22 października 2011, 17:34
jasne ja czasami nawet na 2500kcal sobie pozwalałam, a popatrz na mój pasek :D nie to, że się chwale, chodzi mi o to, że możesz D: haha :D koa co u ciebie? ty studiujesz bo nie pamiętam?
- Dołączył: 2011-05-03
- Miasto: Japonia
- Liczba postów: 727
22 października 2011, 18:37
Studiuję, studiuję. Zaocznie. I pracuję. Jakoś to wszystko leci :) A wczoraj pozwoliłam sobie na za dużo.. No ale trudno. Ważne, że codziennie (na w zasadzie 6 dni w tyg.) ćwiczę. Zumba mnie pochłonęła doszczętnie! Uwielbiam to :) Naprawdę polecam wszystkim! No i okres wrócił. Po roku albo i więcej.
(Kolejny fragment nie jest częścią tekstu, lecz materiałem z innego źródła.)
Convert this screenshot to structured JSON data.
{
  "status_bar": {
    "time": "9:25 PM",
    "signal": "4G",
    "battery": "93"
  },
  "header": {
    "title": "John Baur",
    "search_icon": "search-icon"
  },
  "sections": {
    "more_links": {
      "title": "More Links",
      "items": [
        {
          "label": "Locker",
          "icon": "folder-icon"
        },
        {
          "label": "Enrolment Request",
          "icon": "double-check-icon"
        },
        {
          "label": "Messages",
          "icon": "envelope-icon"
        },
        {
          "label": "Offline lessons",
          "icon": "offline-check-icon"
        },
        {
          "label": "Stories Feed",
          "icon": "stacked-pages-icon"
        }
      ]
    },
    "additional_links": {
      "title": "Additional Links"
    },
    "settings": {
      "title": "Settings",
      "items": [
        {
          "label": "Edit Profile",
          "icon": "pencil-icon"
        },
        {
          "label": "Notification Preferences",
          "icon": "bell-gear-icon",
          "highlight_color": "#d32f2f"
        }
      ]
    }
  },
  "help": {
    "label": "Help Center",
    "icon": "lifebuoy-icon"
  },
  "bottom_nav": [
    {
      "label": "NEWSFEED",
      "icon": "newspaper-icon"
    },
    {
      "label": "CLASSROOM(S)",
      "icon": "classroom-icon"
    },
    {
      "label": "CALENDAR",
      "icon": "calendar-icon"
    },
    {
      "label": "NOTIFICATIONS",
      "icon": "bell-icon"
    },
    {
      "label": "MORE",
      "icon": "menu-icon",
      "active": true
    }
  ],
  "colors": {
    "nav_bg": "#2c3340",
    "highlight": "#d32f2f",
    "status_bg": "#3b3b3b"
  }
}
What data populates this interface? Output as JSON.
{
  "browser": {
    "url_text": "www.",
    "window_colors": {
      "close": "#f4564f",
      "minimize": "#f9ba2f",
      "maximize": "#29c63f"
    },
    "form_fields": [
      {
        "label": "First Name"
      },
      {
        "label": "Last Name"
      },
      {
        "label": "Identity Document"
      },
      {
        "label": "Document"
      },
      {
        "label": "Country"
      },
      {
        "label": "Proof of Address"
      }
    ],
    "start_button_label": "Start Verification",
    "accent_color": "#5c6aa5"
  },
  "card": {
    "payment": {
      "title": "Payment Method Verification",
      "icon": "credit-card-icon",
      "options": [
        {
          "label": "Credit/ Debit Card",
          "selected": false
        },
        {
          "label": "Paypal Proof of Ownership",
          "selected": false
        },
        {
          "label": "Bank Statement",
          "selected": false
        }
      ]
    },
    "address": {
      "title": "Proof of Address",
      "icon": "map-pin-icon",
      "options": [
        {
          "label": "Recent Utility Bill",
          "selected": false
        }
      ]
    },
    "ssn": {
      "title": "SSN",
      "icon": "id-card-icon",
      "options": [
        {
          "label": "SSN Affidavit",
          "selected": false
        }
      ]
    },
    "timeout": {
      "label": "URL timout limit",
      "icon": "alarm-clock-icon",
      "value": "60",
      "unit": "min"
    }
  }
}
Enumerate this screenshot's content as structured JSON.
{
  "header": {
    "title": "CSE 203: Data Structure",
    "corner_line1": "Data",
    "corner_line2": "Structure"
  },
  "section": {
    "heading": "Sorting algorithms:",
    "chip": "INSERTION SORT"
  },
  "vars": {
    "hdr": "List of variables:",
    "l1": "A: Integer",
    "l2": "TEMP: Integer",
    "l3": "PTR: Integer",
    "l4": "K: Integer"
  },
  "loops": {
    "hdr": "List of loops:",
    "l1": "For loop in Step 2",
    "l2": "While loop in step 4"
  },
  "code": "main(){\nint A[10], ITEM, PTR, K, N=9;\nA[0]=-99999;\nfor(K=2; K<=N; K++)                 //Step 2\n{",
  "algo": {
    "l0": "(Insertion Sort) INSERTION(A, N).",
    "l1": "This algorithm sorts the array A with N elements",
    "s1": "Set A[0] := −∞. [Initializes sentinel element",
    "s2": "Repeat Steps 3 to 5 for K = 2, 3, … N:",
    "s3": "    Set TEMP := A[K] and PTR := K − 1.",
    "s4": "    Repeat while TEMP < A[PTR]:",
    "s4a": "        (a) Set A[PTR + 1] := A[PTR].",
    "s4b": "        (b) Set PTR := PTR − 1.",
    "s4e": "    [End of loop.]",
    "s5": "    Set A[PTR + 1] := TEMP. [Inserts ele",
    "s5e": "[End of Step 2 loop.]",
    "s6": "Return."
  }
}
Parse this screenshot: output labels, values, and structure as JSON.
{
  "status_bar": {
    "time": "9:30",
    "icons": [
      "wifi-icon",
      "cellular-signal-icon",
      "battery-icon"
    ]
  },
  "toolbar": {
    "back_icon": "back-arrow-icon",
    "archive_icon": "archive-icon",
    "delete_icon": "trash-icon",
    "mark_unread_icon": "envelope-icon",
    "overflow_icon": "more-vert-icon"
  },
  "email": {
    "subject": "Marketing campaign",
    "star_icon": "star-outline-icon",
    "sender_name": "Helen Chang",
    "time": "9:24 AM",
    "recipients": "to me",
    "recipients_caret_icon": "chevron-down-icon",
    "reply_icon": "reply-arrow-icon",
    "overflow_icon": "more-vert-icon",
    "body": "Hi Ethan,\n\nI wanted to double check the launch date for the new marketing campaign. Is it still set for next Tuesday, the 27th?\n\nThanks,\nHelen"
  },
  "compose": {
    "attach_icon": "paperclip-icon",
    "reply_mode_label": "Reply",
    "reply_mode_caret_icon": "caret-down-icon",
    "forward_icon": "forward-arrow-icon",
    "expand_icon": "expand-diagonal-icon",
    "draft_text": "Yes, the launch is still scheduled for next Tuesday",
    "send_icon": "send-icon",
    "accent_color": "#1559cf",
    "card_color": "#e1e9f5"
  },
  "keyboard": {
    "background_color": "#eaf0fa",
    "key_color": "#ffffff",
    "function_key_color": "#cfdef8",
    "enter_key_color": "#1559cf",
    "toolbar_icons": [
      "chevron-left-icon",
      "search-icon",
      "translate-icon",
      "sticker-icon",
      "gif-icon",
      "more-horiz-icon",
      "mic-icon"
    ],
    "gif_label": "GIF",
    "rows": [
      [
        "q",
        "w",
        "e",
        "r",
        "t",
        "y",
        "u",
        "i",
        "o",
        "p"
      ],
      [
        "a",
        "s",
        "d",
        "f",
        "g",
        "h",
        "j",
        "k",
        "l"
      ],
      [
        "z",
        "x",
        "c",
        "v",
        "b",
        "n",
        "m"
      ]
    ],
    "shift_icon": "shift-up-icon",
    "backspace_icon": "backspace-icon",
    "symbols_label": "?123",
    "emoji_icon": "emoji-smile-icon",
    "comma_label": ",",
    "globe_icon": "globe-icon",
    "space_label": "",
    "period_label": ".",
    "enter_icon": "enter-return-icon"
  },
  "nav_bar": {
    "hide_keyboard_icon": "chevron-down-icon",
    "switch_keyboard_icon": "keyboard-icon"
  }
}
22 października 2011, 18:47
ooo długo nie miałaś! ja czekam dalej na swoją... brałam te horomny i teraz powinna przyjsć ;/ bo kuż 3 miechy jak jej nie ma ;/ a co to ta zumba? taniec tak?
- Dołączył: 2011-05-03
- Miasto: Japonia
- Liczba postów: 727
22 października 2011, 20:10
Zumba to połączenie aerobiku z elementami tańca. Jak chodziłam na fitness do klubu, to w życiu nie byłam taka padnięta po godzinie ćwiczeń, a tu po 20 minutach jestem totalnie mokra, ale dobijam do tych 50-60 minut. No i do tego ta muzyczka, taka porywająca, że az się chce!! :) Ćwicze w domu za darmoszke, kiedy chce i kiedy mam czas i nie wydaje 150zł na karnet :P Najważniejsze, że efekty widoczne i to dość szybko. Brzuch, ramiona i uda. Noo okresu nie miałam po moich podbojach dietowych, wychudzeniu, niemalże anoreksji, przytyciu, schudnięciu itd. Także się cieszę :) Hormonów nie brałam, ale nie ograniczam już tak tłuszczy, więc może dlatego wróciła do mnie! :) Kiedyś miałam taką manię, że np. nie oblizałam nawet zanurzonego w sosie czubka łyżeczki. O maśle, szynkach, serach nie wspomnę.. Meegaan, Twoja też wróci! Na pewno:)
22 października 2011, 20:23
ooo a masz jakieś filmiki? podaj to chętnie spróbuję! wiesz ja teraz staram się nie ograniczyć tłuszczów... bo nie ma tej dziadygi ;( a kochana jakie miałaś bmi?